The biggest reason for this innovation might be that physical numbers are no longer needed for a card to function. Years ago, numbers had to be raised on the front of the card; when it ran through a card reader, an imprinted image of those numbers would appear on a slip of paper for customers to sign. But traditional magnetic strip cards, which required a customer’s signature for security reasons, have largely been replaced by chip cards that encrypt cardholder information into a unique code that is difficult to copy. The microchip’s added layer of protection renders embossed numbers unnecessary, allowing credit card makers to issue cards that have a decidedly different look.
As issuers experimented with design, traditional embossing continued to fall out of favor. The technique, which is more susceptible to wear and tear, was also harder to apply on metal cards, which became more popular in the late 1990s because of the “plunk factor,” designed to get cardholders noticed when they put down a heavy metal card on the counter to make a payment. As a result, embossing was largely phased out in favor of laser printing that not only prolonged the life of cards but also made them look more appealing to customers. Aesthetic elements continued to become more important over time, evolving the face of the card into a platform for design and personalization.“Issuers are going to experiment with design as long as there is a physical credit card to be had,” said Matt Schulz, a senior industry analyst at CreditCards.com. “The truth is, people do care how their card looks. If they see one of their friends or family members take out a card that is really interesting, it can catch people’s attention in a way that a boring, standard card can’t.”

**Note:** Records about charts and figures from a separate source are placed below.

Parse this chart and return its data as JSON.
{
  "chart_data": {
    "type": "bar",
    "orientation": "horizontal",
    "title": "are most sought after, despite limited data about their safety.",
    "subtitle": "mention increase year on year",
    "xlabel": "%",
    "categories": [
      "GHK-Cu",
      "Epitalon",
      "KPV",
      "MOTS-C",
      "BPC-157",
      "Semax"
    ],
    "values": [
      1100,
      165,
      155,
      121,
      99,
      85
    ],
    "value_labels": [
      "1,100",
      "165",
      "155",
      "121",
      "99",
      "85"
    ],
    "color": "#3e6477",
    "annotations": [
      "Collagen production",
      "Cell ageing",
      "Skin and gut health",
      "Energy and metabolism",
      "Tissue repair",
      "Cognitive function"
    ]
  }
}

Without the account number, issuers can focus cardholders’ attention on their brand, which is becoming increasingly important as the market becomes more competitive, Schulz said. As more consumers transition from cash to cards, millions of credit card transactions are taking place each day. Credit card issuers collect a small percentage of each purchase, causing a fierce competition to differentiate themselves through design, style, and rewards programs in an effort to attract new customers.
“The credit card market is so competitive. Every little edge that an issuer can get, they’re going to try to take,” Schulz said.

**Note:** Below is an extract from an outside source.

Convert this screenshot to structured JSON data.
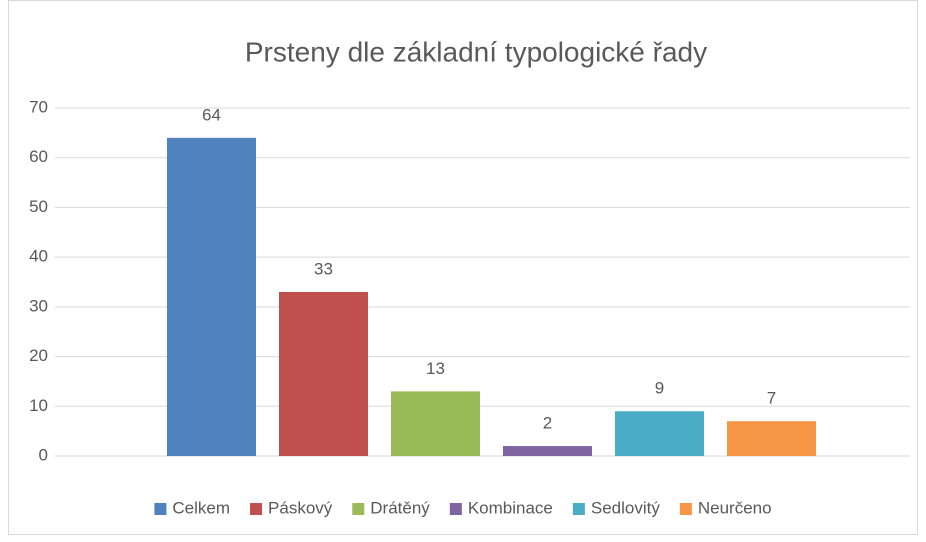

Changing the placement of the account number results in two convenient features for consumers. First, it protects users’ information. Although card security is embedded in the chip, moving the numerals to the back keeps account information out of plain sight. It may prove useful in public places, such as a restaurant, where a cardholder might lay it flat on the table when paying the bill.
Second, it puts all the card information in one place. “The way people pay has changed, and that’s the reason we did it—to reflect how cards are used today,” said Betty Riess, a spokesperson for Bank of America. “A lot of people do online shopping, and rather than flipping the card over, it’s easier because people have all the information on the back of the card.”

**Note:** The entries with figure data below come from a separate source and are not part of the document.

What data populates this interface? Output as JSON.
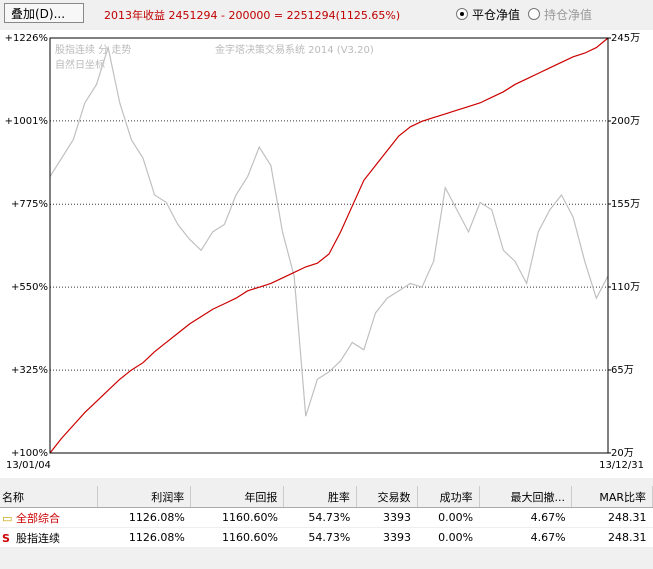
{
  "header": {
    "button": "叠加(D)...",
    "summary": "2013年收益 2451294 - 200000 = 2251294(1125.65%)",
    "radio_options": [
      "平仓净值",
      "持仓净值"
    ]
  },
  "chart_data": {
    "type": "line",
    "annotations": [
      "股指连续 分 走势",
      "自然日坐标",
      "金字塔决策交易系统 2014 (V3.20)"
    ],
    "categories": [
      "13/01/04",
      null,
      null,
      null,
      null,
      null,
      null,
      null,
      null,
      null,
      null,
      null,
      null,
      null,
      null,
      null,
      null,
      null,
      null,
      null,
      null,
      null,
      null,
      null,
      null,
      null,
      null,
      null,
      null,
      null,
      null,
      null,
      null,
      null,
      null,
      null,
      null,
      null,
      null,
      null,
      null,
      null,
      null,
      null,
      null,
      null,
      null,
      null,
      "13/12/31"
    ],
    "series": [
      {
        "name": "平仓净值",
        "color": "#cc0000",
        "values": [
          100,
          140,
          175,
          210,
          240,
          270,
          300,
          325,
          345,
          375,
          400,
          425,
          450,
          470,
          490,
          505,
          520,
          540,
          550,
          560,
          575,
          590,
          605,
          615,
          640,
          700,
          770,
          840,
          880,
          920,
          960,
          985,
          1000,
          1010,
          1020,
          1030,
          1040,
          1050,
          1065,
          1080,
          1100,
          1115,
          1130,
          1145,
          1160,
          1175,
          1185,
          1200,
          1226
        ]
      },
      {
        "name": "股指连续",
        "color": "#c0c0c0",
        "values": [
          850,
          900,
          950,
          1050,
          1100,
          1200,
          1050,
          950,
          900,
          800,
          780,
          720,
          680,
          650,
          700,
          720,
          800,
          850,
          930,
          880,
          700,
          580,
          200,
          300,
          320,
          350,
          400,
          380,
          480,
          520,
          540,
          560,
          550,
          620,
          820,
          760,
          700,
          780,
          760,
          650,
          620,
          560,
          700,
          760,
          800,
          740,
          620,
          520,
          580
        ]
      }
    ],
    "ylim": [
      100,
      1226
    ],
    "yticks": [
      {
        "value": 100,
        "label": "+100%"
      },
      {
        "value": 325,
        "label": "+325%"
      },
      {
        "value": 550,
        "label": "+550%"
      },
      {
        "value": 775,
        "label": "+775%"
      },
      {
        "value": 1001,
        "label": "+1001%"
      },
      {
        "value": 1226,
        "label": "+1226%"
      }
    ],
    "y2lim": [
      20,
      245
    ],
    "y2ticks": [
      {
        "value": 20,
        "label": "20万"
      },
      {
        "value": 65,
        "label": "65万"
      },
      {
        "value": 110,
        "label": "110万"
      },
      {
        "value": 155,
        "label": "155万"
      },
      {
        "value": 200,
        "label": "200万"
      },
      {
        "value": 245,
        "label": "245万"
      }
    ],
    "grid": true
  },
  "table": {
    "columns": [
      "名称",
      "利润率",
      "年回报",
      "胜率",
      "交易数",
      "成功率",
      "最大回撤...",
      "MAR比率"
    ],
    "rows": [
      [
        "全部综合",
        "1126.08%",
        "1160.60%",
        "54.73%",
        "3393",
        "0.00%",
        "4.67%",
        "248.31"
      ],
      [
        "股指连续",
        "1126.08%",
        "1160.60%",
        "54.73%",
        "3393",
        "0.00%",
        "4.67%",
        "248.31"
      ]
    ]
  }
}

High-end and elite cards like JPMorgan’s Chase Sapphire Reserve, which launched in 2016, are even more likely to differentiate themselves and try to impress spenders through design. “The Chase Sapphire Reserve was a phenomenon to the degree that a credit card can be,” Schulz said. “People went crazy over it, and that’s because those aesthetic things are impactful.” Even with a $450 annual fee, its travel perks, minimalist composition, and metal core proved so popular that the manufacturer ran out of the metal used to produce the cards.But a sleek design is not limited to exclusive accounts. Students can get in on the action with the Discover student card, which can be personalized with a unique design that will not be obstructed by an account number. Four Bank of America credit cards that rolled out last September have a solid background with the logo subtly printed on the face. And in 2013, Capital One introduced QuicksilverOne, which has the look of a high-end card with a cool metallic finish for people with average or fair credit. It lets consumers answer the question, “What’s in your wallet?” with a new, cool status symbol.